Shame. Let’s hope Channel 4 over here does a tribute.
Or perhaps we’ll see the bits he filmed for Who Killed Bambi…
So I guess he’ll never make The Bra of God, which Playboy claimed Roger Ebert wrote a script for. (Ebert wrote the script for Meyer’s Beneath the Valley of the Dolls).
Kind of ironic that he died of an illness of the lungs.
Also for Up!, I believe. Great flick - Sex! Ultra-violence! Nazis! Big boobs! Random Shakespeare quotes! Raven Delacroix!
Russ Meyer was a man from a more innocent time.
Okay, I know his funeral has to have the equivalent of a 21-gun salute, but where are they going to get an odd number?
21 Amazon warriors.
Ha ha. I get it
Oh. Now I get it.
Now he can film it on location.
Still no “thanks for the mammaries”?
I’m sure his coffin is amply tufted and cushioned, and that his head is gently cradled by a pair of generously-filled pillows…
Requiescat in pace, Russ.
God bless the uninhibited raging-Id creative types, and especially those with a sense of humor about their obsession. Hmmm… Benny Hill’s long gone, and now Russ Meyer is dead, too.

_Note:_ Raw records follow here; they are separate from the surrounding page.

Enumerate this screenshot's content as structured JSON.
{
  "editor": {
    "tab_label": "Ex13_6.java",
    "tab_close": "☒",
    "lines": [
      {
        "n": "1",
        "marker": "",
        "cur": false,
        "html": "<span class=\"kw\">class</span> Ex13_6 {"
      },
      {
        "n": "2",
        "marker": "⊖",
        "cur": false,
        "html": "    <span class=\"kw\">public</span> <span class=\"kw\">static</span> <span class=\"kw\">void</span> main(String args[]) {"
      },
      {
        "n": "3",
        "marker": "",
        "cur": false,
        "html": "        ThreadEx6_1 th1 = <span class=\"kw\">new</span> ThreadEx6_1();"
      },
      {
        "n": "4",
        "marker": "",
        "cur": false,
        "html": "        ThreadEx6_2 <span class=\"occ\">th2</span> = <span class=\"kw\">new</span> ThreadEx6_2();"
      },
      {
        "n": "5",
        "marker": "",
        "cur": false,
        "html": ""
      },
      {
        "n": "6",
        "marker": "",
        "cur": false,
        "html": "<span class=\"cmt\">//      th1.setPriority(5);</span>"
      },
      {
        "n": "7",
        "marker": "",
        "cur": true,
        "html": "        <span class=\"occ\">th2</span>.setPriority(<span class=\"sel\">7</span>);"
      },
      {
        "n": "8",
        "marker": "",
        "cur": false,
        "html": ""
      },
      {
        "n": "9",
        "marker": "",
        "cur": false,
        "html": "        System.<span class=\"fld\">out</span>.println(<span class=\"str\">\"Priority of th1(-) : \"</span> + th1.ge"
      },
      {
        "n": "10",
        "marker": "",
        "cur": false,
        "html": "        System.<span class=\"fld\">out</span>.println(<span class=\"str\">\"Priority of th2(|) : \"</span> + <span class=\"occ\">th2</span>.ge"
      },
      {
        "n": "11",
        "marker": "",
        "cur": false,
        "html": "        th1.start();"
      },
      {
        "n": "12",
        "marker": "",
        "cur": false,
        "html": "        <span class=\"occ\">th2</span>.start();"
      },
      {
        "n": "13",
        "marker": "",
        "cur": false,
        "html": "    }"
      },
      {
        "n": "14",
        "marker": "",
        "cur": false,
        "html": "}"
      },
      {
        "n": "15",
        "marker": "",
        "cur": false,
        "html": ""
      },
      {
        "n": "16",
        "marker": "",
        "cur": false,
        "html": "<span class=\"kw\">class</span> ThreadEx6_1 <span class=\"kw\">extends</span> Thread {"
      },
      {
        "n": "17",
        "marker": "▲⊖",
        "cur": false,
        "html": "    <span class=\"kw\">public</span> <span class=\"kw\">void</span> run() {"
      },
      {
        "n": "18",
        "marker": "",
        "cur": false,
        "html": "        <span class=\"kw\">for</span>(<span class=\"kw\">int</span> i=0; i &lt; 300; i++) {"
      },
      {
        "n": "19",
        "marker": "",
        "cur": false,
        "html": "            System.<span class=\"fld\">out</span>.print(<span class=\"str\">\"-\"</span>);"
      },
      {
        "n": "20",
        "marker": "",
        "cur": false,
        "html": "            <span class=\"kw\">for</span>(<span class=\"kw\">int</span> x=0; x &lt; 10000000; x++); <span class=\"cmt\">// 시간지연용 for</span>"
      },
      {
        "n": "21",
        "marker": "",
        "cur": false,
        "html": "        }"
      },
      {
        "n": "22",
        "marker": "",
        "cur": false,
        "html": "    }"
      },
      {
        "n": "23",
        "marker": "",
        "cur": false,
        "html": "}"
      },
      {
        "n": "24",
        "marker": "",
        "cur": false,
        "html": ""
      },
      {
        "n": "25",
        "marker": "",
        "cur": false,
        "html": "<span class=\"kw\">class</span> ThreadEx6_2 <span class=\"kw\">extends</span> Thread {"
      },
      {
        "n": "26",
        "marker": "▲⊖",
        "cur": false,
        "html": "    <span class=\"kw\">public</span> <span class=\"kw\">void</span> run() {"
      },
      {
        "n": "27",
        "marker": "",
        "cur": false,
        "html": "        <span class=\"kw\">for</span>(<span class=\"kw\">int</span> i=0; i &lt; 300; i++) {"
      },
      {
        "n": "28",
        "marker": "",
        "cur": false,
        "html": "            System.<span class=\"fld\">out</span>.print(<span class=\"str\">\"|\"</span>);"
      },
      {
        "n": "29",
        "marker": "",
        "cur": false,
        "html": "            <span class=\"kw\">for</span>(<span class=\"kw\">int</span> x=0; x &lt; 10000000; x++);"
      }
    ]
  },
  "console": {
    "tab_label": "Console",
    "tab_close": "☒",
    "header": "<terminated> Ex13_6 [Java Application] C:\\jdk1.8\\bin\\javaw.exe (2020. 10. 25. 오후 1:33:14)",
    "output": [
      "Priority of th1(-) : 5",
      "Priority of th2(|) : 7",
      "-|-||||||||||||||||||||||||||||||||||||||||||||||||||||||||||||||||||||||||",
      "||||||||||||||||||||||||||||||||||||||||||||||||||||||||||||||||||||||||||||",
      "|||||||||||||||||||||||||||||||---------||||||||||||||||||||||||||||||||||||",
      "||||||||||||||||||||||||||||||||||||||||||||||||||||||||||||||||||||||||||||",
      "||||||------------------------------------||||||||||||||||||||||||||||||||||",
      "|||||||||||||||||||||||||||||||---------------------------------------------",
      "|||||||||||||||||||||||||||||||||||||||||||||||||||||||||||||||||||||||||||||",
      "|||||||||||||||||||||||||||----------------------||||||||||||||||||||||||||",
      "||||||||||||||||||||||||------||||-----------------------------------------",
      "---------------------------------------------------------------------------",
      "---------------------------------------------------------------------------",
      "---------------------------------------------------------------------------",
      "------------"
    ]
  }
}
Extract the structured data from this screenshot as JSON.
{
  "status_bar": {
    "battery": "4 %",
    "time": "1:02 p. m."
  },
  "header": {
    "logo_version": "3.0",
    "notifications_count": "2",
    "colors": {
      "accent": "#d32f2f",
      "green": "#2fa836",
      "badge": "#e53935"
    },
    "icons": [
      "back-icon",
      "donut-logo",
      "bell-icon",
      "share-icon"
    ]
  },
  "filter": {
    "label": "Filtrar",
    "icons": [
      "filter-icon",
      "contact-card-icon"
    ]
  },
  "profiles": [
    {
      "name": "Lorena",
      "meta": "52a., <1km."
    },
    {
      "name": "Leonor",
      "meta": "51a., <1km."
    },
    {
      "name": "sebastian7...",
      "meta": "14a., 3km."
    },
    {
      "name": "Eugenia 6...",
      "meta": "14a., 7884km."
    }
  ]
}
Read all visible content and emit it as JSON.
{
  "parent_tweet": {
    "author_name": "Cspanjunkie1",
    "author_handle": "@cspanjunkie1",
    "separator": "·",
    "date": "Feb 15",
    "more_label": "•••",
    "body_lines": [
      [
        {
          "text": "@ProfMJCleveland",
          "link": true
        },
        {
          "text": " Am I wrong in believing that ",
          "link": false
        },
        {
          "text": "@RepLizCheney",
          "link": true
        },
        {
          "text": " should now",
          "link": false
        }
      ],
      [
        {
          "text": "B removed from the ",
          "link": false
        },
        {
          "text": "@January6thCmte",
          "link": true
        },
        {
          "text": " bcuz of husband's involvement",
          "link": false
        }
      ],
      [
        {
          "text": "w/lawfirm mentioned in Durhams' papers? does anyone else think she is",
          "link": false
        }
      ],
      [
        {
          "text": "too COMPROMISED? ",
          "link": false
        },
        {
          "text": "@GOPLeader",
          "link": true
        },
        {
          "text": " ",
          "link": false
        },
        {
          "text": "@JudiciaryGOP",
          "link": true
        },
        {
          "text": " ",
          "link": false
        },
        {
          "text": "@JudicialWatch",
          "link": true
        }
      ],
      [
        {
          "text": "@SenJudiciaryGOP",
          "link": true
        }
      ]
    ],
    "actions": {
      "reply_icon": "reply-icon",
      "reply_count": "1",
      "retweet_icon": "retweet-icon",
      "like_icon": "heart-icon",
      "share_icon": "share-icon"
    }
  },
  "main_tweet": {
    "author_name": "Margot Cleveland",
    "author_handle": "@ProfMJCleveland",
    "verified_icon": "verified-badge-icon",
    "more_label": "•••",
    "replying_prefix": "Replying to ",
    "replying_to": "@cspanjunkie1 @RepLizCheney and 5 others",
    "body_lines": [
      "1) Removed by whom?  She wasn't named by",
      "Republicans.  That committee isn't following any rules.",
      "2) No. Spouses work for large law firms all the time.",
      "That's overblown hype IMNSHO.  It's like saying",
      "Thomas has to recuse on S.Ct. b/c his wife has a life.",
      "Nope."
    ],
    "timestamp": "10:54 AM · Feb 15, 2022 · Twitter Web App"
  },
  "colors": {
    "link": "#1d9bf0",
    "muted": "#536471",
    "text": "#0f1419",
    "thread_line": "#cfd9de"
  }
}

I’m afraid Robert Crumb will be next…
One of the few guys in Hollywood who understood the Big Picture.
I guess he’s finally gone up from the beneath the valley of the dolls.
Holy crap, I thought he was dead years ago.
Last interview I read ended up with him drunkenly crawling around on the floor – and that was mebbe ten years ago.
Bless him and god speed.
Will any of his movies ever come to DVD?
Yes.
So he never finished his magnum opus autobiographical film, the one John Waters said he should have called Berlin ALexandertits?
A talented man with a self-effacing sense of humor. I will miss him. As I grow older, I appreciate more and more those who can make me laugh.
Which was the RM film that featured a man on the run from the law, he escaped in a pickup truck with a huge axe planted in the hood. I need to pick up a copy and smuggle back to SA in my pocket.
Paul, mention of the film is made in the Roger Ebert article linked to above. Apparently the film was Supervixens. Ebert makes mention of it as a film in which RM’s former wife was the inspiration for a scene in which the hero’s wife takes an axe to his pickup truck.